San Francisco, Sep 14 (IANS): Scientists, including one of Indian-origin, have discovered a mechanism by which healthy cells in the gut are compromised in patients with inflammatory bowel disease (IBD).
IBD produces inflammation that causes abdominal pain, bloating, and other symptoms, along with potentially serious long-term complications.
The team from the University of Texas, Southwestern Medical Center, found that Th17 cells -- essential for maintaining the integrity of the intestinal barrier and protecting against bacteria and viruses -- in patients with IBD become pathogenic.
In IBD patients, Th17 cells “create the inflammation that underlies the disease," said study leader Venuprasad Poojary, Associate Professor of Internal Medicine and Immunology at the varsity.
"Through our research, we now have a better understanding of the intracellular process that converts protective Th17 cells into disease-generating, pathogenic, inflammatory Th17 cells," Poojary added.
Further, while conducting the study on mice it was found that a lipid-interacting protein called Raftlin1 binds to receptor retinoic acid receptor-related-orphan-receptor-gamma t (ROR), a transcription factor in Th17 cells, as IBD develops.
Once in place, Raftlin1 attracts phospholipids in the body to combine with the ROR-gamma-t, eventually turning Th17 cells pathogenic that causes IBD.

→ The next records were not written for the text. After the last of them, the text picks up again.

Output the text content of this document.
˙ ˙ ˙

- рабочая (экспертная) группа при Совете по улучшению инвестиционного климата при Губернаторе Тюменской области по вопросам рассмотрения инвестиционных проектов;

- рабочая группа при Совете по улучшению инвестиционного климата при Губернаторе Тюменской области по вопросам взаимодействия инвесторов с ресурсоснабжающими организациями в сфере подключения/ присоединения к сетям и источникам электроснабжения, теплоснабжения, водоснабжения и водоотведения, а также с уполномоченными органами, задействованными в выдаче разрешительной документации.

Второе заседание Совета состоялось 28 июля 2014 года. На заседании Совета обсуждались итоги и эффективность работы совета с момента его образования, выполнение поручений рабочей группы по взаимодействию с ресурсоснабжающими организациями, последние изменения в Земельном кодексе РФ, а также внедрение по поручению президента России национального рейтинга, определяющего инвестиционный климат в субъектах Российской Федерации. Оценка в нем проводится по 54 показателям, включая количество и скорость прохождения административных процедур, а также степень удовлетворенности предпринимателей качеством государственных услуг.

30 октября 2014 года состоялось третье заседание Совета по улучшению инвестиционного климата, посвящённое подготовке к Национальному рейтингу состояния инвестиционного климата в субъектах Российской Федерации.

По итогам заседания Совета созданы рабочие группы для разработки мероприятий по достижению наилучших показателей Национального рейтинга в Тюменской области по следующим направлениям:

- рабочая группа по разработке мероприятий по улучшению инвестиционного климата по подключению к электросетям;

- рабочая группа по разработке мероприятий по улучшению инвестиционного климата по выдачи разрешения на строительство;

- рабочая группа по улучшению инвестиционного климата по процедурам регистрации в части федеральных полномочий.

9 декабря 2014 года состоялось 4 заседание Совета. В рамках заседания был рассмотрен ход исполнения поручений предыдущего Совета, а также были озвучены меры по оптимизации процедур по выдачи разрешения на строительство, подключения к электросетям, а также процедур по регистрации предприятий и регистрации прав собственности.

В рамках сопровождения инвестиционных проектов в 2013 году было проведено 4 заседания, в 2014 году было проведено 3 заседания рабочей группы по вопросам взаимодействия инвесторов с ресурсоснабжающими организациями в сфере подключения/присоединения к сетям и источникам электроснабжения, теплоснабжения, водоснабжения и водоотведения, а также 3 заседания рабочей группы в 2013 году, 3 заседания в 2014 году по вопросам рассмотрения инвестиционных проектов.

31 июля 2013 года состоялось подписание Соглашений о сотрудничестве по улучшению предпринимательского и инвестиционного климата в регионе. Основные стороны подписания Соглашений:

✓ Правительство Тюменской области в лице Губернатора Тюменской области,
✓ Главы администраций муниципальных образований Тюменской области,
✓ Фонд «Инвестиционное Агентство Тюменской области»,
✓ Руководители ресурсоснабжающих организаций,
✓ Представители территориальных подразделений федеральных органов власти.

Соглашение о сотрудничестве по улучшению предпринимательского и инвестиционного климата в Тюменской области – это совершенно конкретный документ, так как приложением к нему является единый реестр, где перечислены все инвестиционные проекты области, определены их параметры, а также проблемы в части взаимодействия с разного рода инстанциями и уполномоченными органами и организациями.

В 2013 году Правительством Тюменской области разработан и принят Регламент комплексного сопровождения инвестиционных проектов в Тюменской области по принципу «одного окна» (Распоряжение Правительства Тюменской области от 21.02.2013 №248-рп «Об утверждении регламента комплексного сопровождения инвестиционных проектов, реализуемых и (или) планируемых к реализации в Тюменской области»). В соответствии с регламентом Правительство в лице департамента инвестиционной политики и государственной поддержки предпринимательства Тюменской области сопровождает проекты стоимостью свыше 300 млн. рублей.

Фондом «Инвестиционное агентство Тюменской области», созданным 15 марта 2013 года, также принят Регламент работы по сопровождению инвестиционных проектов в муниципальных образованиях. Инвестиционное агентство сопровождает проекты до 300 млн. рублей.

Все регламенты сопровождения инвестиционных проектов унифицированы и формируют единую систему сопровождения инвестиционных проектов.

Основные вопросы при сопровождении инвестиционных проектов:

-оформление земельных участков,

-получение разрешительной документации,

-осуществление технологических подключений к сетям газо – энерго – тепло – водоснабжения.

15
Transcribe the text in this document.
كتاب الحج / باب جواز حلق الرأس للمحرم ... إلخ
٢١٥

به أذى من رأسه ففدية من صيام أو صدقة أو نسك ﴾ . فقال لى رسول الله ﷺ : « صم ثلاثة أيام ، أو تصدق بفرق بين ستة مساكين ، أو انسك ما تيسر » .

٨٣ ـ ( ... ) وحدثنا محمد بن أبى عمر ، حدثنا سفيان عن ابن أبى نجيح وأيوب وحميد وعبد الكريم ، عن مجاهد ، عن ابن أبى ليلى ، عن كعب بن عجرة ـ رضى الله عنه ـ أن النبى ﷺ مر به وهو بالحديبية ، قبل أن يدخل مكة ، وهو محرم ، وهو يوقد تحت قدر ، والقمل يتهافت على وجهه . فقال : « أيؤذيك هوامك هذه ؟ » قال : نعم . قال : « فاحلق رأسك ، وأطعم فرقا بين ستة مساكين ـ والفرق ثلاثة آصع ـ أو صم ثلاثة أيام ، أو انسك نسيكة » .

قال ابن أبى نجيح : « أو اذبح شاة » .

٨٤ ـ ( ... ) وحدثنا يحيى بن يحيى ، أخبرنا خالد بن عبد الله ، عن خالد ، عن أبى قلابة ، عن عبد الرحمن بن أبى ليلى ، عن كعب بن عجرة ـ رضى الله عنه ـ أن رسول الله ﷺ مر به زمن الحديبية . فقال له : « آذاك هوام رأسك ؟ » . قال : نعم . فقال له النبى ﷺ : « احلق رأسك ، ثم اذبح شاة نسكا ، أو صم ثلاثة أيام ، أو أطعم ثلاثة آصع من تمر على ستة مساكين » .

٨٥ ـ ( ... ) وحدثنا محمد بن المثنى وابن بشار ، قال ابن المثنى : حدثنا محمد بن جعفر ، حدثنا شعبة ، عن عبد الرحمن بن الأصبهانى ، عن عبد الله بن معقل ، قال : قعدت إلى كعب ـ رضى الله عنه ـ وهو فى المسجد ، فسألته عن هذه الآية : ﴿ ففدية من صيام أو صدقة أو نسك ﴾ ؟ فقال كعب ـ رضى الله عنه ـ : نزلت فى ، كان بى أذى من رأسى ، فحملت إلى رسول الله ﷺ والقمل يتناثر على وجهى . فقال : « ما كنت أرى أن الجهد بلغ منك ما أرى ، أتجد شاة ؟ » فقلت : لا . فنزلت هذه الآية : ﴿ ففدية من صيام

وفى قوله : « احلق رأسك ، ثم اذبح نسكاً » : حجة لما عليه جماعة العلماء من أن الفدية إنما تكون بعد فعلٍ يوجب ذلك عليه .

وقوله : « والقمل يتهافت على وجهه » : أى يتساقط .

"Identifying the role of Raftlin1 in facilitating the binding of phospholipids to ROR-gamma-t is a major step forward in our understanding of the diverse and opposing functions of Th17 cells," said Dr. Poojary.
"It's an important finding because Th17-targeting therapies have shown promising results with some autoimmune diseases. There is a great need for new pharmaceuticals that can effectively treat IBD, since about a third of patients with the disease don't respond to existing treatments.
"These findings could serve as a platform for therapeutic strategies to control Th17-mediated inflammation in IBD and other diseases," Dr. Poojary said.